Hij wrijft eens over zijn stoppelige kin en kijkt Edwin nog een keer heel doordringend aan.
‘Edwin … en hoe heet je nog meer?’
‘De Jongh.’
Mark denkt na. ‘De Jongh, De Jongh. Waar ken ik die naam van.’
Ineens krijgt Edwin het warm.
Hij bevindt zich misschien wel in het hol van de leeuw en die man kent zijn naam ergens van. Als dat maar goed afloopt.
Dan begint Mark ergens anders over. ‘Jij wil dus wel wat bijverdienen, begrijp ik. Nou, dat kan. Je weet waar het over gaat. Onze klanten blijven bestellen bij Bert, maar het zou gemakkelijk zijn als iemand ons zou willen helpen bij een deel van het afleveren. Dat mag jij dus doen.
Je weet ook dat je daar reuze voorzichtig mee moet zijn. De officiële verkoop is nog niet gestart en als je wordt betrapt heb je echt een probleem. Ik zeg je vooraf dat ik dan niets meer voor je kan betekenen. Knoop dat goed in je oren.’
‘Ik snap het helemaal’, zegt Edwin een beetje stoer.
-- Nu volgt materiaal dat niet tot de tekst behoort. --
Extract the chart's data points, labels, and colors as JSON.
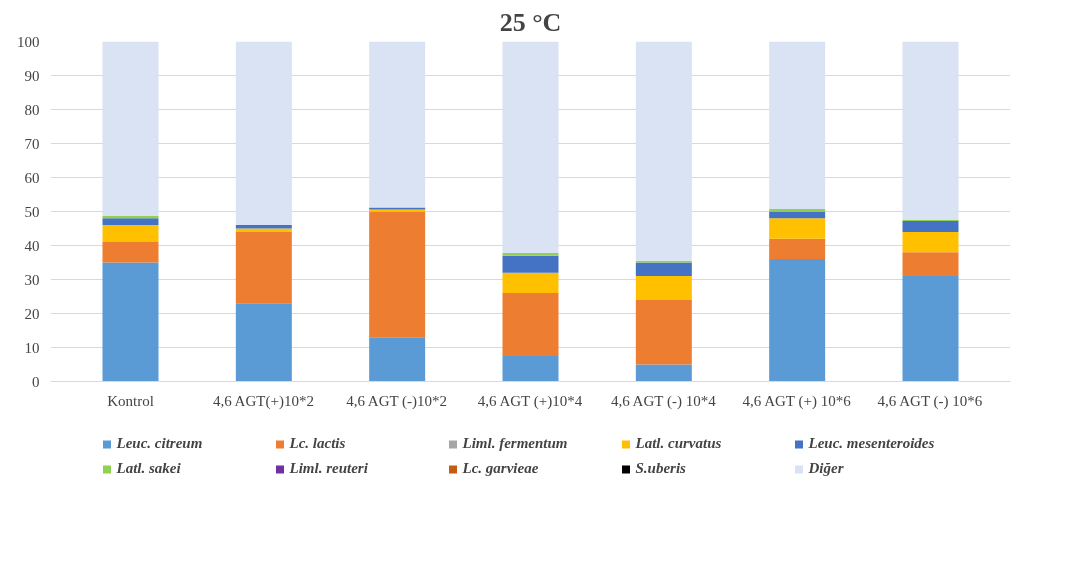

‘Oké, dan wil ik graag nog het nummer van je mobiele telefoon, zodat ik je kan inseinen wanneer er weer iets moet worden afgeleverd.’
Edwin geeft zijn nummer en kijkt even op zijn horloge.
Oeps, ik moet maken dat ik weg kom, denkt hij. Anders zijn Vera en ik niet op tijd thuis.
‘Ik moet weer gaan’, zegt hij.
‘Prima, je hoort van me’, zegt Mark.
‘Dag hoor.’ Edwin draait zich om. Vervolgens loopt hij de schuur uit weer naar de brandgang.
Bert blijft binnen.
Achter de schuur in de brandgang hoort hij ineens stemmen. Het geluid komt onder de golfplaten door die op het schuurtje van Mark liggen.
Edwin spitst zijn oren.
‘De Jongh, is dat niet die dierenarts die ook nog in de gemeenteraad zit?’ klinkt de stem van Mark.
‘Daar zul je het hebben, schrikt Edwin. Vader heeft natuurlijk nogal wat gezegd over vuurwerk. Daar zal deze Mark niet echt blij mee zijn.
‘Is dat wel zo verstandig van jou om juist deze gast te vragen?’
‘Waarom?’ hoort Edwin Bert zeggen. ‘Z’n vader mag dan wel een en ander over vuurwerk hebben gezegd, maar Edwin heeft al eerder vuurwerk van mij gekocht en ik ken Edwin al langer dan vandaag. Ik vertrouw hem helemaal.’
Edwin vraagt zich stilletjes af waaraan hij dit vertrouwen heeft verdiend. Bert moest eens weten van zijn plannen. Ineens voelt hij zich een beetje een verrader.
Hij snelt zich naar de boerderij van Peter. Als ze hard doorfietsen, zijn ze vast nog op tijd thuis.